The look on Mel’s face was thoughtful as she finished the call and handed me back my phone. “Two unidentified nuns,” she said. “That pretty well spells it out. Richard Matthews’s murder and Juan Carlos Escobar’s have to be related.”
“Not two unidentified nuns,” I told her. “Three.”
“Three,” she said. “What are you talking about?”
“LaShawn Tompkins. Shortly before he was gunned down at his mother’s front door an unidentified nun was seen lurking in the neighborhood. She was seen, but no one’s been able to find any trace of her. Initially I thought she was an eyewitness, but maybe now…”
“A nun who goes around shooting people or running them down?” Mel asked. “That’s ridiculous.”
But I’m older than Mel Soames, and maybe I’m more cynical. Not only that, I’ve met enough religious nutcases that the idea of an unhinged nun didn’t sound at all beyond the realm of possibility.
“It makes no sense,” Mel insisted.
“It’s still a possibility,” I told her. “And even if it’s a long shot, with both you and Destry Hennessey involved, we’d better give Ross Connors a heads-up on this, too.”

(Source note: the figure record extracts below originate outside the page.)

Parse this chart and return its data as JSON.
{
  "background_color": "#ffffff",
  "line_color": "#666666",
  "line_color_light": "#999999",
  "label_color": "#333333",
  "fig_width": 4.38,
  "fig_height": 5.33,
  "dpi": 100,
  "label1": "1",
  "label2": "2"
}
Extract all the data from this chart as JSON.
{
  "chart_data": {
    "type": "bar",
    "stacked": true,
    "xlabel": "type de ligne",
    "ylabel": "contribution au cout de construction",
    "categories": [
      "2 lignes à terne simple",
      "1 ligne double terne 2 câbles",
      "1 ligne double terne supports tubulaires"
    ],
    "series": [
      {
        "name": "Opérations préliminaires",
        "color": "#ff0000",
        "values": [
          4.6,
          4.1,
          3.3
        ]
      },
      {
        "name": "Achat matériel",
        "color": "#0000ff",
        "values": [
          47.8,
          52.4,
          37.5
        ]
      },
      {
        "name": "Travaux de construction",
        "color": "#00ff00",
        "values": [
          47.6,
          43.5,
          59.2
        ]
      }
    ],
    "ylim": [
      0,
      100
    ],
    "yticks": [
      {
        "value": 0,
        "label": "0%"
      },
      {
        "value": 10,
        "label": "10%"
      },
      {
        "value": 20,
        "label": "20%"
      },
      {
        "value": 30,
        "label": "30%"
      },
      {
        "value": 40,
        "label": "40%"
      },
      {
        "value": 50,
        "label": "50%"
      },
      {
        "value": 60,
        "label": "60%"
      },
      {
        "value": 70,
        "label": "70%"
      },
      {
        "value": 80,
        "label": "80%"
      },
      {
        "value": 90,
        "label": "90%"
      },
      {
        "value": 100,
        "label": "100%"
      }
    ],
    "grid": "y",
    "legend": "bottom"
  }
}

She nodded. When Ross didn’t answer his cell I called his office, only to be told he was locked up in a series of meetings. When those ended, he was scheduled to speak at a dinner meeting in Tacoma. I had to summon a full dose of blarney before I was able to wheedle the location of said meeting out of his secretary, but with Mel’s Sea-Tac performance as inspiration, I hung in there until I finally had the name of the restaurant-Stanley Seaforts.